Lacking in public libraries, Istanbul protesters created a free one in Gezi Park

The Anatolian tradition of imece usulü – people working together for the collective good – pervaded the Gezi Park protests that have rocked Turkey this summer.

From the ban on selling food within the confines of the occupied park (where meals and snacks were distributed for free) to the volunteers who hovered around the Taksim Square area spraying liquid relief into the eyes of tear-gas victims, the protesters grew more defiantly cooperative with every effort made to disperse them.

Exemplifying this spirit, the Gezi Library was one of the first institutions established in the commune-like environment that sprung up in Istanbul’s Gezi Park before it was cleared by police June 15. The library was introduced to the world on June 4, when requests for donations first appeared on social-networking sites.

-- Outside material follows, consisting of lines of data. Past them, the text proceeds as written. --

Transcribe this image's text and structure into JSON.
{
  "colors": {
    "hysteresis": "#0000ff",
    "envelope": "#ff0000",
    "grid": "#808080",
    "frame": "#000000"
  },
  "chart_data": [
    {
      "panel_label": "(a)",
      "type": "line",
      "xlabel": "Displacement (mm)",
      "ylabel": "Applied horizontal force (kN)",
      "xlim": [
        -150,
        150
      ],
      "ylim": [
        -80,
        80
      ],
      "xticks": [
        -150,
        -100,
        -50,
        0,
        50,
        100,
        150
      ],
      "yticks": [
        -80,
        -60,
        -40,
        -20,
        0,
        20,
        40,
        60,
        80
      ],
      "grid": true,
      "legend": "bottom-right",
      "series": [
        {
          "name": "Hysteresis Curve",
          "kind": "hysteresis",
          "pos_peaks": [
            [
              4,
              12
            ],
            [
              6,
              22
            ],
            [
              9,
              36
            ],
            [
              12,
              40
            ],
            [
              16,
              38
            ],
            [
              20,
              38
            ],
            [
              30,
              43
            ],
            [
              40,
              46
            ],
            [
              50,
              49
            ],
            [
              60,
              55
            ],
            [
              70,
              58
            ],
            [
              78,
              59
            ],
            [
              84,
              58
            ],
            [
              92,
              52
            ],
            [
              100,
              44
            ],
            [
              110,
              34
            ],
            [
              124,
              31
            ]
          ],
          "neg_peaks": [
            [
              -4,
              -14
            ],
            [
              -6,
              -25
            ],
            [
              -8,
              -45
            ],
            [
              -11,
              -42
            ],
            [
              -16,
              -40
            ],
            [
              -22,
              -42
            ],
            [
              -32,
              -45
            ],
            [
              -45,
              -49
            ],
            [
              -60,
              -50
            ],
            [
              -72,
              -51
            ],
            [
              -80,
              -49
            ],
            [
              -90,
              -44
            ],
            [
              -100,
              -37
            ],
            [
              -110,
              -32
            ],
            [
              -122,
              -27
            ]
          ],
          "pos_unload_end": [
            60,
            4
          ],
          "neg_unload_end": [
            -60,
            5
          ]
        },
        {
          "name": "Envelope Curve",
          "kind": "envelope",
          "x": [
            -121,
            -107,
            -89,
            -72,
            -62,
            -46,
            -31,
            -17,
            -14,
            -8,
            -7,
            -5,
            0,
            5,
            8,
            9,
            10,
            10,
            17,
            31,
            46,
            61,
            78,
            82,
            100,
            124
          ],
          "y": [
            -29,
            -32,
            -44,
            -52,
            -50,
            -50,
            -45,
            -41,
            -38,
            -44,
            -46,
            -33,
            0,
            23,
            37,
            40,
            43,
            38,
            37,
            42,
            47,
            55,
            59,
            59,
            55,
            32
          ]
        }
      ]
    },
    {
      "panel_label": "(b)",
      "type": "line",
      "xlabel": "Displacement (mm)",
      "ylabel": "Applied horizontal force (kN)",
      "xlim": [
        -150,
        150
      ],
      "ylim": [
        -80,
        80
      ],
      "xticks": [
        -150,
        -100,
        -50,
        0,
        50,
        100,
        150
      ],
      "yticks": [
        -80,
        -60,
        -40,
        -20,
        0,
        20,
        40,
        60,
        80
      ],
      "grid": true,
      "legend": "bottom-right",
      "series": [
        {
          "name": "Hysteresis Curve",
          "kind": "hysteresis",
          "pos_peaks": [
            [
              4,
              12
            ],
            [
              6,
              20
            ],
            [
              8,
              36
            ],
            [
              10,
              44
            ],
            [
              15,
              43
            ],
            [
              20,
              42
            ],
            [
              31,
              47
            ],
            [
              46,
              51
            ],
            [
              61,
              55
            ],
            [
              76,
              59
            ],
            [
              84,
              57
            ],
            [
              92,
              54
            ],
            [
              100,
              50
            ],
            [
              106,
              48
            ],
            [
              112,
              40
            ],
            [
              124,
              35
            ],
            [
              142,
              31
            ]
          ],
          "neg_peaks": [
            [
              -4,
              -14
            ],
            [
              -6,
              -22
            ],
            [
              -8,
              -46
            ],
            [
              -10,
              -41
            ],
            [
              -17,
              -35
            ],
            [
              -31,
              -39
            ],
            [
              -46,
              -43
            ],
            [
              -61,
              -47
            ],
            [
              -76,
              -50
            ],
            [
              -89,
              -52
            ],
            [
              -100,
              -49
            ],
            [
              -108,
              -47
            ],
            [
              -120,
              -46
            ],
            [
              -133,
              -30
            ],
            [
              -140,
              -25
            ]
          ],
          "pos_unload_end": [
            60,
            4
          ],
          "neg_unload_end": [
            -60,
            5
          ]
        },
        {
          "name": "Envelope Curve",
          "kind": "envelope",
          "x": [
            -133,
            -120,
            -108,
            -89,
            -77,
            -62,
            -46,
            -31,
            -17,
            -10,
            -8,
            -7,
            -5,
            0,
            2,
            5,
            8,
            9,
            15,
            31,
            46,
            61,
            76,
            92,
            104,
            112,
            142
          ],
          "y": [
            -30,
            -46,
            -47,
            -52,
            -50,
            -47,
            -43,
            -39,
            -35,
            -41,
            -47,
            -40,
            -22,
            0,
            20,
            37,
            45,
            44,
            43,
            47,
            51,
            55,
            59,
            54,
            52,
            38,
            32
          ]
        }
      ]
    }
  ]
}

After that, thousands of books began passing through the library’s cinder-block shelves, comprising every genre from novels to textbooks, political magazines to encyclopedias. Similar libraries appeared in Ankara’s Kuğulu Park and İzmir’s Gündoğdu Square, both also hubs for protests.

“Who built the library? You, me, him, her, everybody,” said Ahmet, 38, a Gezi Park occupier who began volunteering at the library when it opened. “There is no system: people freely bring and take books. There is every type of book, because in the park there is every type of person.”